Януш. По приказу. И этот приказной порядок был универсальным методом на все случаи жизни. Все мы относились к нему как к чему-то нормальному, само собой разумеющемуся — было и было. Однако из-за этого усиливалась тоска по дому. Но на втором или третьем году обучения мы тосковали
в самом начале, — человек ко всему приспосабливается. В училище оказались ребята из самых разных социальных слоев, воспитанные в разных материальных условиях: здесь был и ухоженный отпрыск одного из так называемых благородных варшавских домов, единственный сын в семье, и сын какого-то профессора, и я, сын рабочих. У каждого прежде была собственная комната, кровать, ванная и другие удобства. И вдруг все мы оказались в месте, лишенном всех этих вещей, — шок! Каждый тосковал по элементарным удобствам. А вместо этого со всех сторон получал удары. Это как во время поездки в отпуск, когда путешествуешь один — красиво, но тоскуешь. А тут мало того, что учеба была нелегкой, так еще существовала угроза со стороны старших ребят. Можно сказать, что у нас имела место типично армейская дедовщина, реализованная с гораздо большей скрупулезностью и изощренностью. И полное отсутствие интимности, к которому со временем приспосабливался каждый из нас.
Дорота. Ты ощутил на себе дедовщину?
Януш. Да, конечно.
Дорота. Это было вначале, когда ты только пришел?

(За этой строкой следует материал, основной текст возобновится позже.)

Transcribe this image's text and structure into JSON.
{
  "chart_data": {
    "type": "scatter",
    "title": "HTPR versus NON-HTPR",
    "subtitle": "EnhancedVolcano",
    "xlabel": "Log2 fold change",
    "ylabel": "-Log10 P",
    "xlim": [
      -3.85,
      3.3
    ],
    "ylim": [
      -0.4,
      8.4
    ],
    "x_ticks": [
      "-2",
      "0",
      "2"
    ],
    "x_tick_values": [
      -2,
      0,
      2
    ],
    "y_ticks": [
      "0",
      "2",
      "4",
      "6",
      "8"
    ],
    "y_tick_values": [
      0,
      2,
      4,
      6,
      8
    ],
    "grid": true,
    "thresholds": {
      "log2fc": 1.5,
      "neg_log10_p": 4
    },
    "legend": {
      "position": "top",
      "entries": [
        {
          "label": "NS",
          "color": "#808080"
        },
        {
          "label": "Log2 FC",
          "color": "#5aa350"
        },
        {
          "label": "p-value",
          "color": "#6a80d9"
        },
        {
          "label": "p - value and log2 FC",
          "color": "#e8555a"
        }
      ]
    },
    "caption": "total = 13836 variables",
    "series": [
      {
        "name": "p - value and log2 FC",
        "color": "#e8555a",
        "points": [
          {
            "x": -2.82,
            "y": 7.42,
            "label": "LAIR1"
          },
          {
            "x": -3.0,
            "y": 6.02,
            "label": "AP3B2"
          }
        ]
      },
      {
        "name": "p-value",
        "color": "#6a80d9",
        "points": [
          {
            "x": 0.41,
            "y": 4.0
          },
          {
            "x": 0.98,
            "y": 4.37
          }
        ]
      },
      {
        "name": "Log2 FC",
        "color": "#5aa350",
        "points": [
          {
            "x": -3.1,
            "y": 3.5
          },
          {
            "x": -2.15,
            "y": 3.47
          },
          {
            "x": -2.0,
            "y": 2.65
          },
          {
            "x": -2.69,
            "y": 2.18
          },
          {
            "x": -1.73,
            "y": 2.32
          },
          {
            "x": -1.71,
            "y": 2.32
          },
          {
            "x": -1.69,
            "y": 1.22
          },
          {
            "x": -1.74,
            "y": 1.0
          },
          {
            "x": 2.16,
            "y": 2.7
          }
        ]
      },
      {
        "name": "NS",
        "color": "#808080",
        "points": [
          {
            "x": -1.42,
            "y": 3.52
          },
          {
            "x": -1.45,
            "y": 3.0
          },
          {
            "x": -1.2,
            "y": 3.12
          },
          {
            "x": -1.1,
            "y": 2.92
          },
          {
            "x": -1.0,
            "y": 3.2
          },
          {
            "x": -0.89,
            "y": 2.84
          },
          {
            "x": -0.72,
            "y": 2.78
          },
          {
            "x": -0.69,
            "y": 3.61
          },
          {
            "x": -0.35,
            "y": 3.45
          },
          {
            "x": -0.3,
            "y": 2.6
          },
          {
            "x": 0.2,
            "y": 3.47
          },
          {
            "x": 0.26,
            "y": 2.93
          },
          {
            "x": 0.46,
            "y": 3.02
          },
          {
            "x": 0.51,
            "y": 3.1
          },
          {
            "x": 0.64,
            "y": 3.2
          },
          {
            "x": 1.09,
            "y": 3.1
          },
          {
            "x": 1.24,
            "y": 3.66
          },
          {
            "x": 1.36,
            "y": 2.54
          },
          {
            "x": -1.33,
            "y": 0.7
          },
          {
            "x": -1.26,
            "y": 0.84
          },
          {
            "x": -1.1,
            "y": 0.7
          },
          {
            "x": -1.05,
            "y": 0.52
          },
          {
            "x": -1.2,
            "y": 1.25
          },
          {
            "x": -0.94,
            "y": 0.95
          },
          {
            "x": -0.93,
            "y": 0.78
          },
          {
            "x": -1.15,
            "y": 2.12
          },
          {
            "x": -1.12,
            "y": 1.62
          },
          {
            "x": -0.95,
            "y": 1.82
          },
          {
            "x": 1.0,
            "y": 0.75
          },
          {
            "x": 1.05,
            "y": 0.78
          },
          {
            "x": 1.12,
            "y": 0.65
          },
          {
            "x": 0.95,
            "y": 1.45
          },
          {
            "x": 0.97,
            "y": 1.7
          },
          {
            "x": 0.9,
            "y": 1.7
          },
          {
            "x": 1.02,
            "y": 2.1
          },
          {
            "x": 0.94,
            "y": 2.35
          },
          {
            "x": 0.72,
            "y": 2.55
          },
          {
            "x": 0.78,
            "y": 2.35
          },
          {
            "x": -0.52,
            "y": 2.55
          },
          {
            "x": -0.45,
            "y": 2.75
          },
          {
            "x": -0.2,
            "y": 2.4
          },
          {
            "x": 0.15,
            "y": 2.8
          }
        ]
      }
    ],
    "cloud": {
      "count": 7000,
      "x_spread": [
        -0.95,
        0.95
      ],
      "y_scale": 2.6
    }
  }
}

Януш. Да, на первом году обучения. Сегодня повсюду говорят о дедовщине, на эту тему даже пишутся докторские диссертации. Вновь и вновь твердят о ее трагических результатах, об эмоциональном опустошении молодых людей, возвращающихся из армии, тех, кто оказался наименее устойчивым. В наше время дедовщина была своего рода церемониалом и наверняка не была столь жестокой, как в современной армии. Коты, или ученики первого года обучения, прекрасно знали, что должны будут отработать свое. Часто старшекурсники врывались в нашу комнату, кидали в умывальники, находившиеся здесь же, в комнате, свои носки и заставляли нас стирать их. Поскольку я хорошо учился, то с самого начала числился по части так называемых умственных работ. Моим обычным заданием было в течение одной ночи расчертить поля в ста тетрадках. Ведь тогда поля в тетрадках еще не печатали, их приходилось чертить самим. И я всю ночь корпел над полями для старшекурсников. Но я никому не стирал носков. Другая драматическая история: курсанта-первогодка приглашали в восьмиместную комнату курсанты третьего года обучения, и этот бедный парнишка должен был рассказывать им на ночь сказки, каждому свою. Ситуация скорее смешная, но именно такие тогда были отношения. Вскоре заметили, что душ — один на двести человек — часто ломается, и поэтому, например, первогодкам дозволялось пользоваться им лишь условно. «Старики» назначали дежурного, заданием которого было разбирать душ. Он должен был бежать и складывать все эти трубки. А когда кто-то из «стариков» выкрикивал: «Душ!» -тот же дежурный должен был душ собрать, а потом еще и держать его. Такой вот идиотизм! Но каждый из нас знал, нужно потерпеть лишь десять месяцев, и тогда ты перестанешь быть котом, придут новички, и ты сможешь в свою очередь отыграться на них за все свои обиды. У меня лично не было потребности мстить. Я лишь хотел, чтобы время, когда я был котом, закончилось как можно быстрее. Вероятно, потому, что я всего лишь чертил поля, не так и много кстати. Надо мной посмеивались, обзывали умником и зубрилой, но на самом деле никто не обижал. Я тоже не считал это чем-то унизительным для себя.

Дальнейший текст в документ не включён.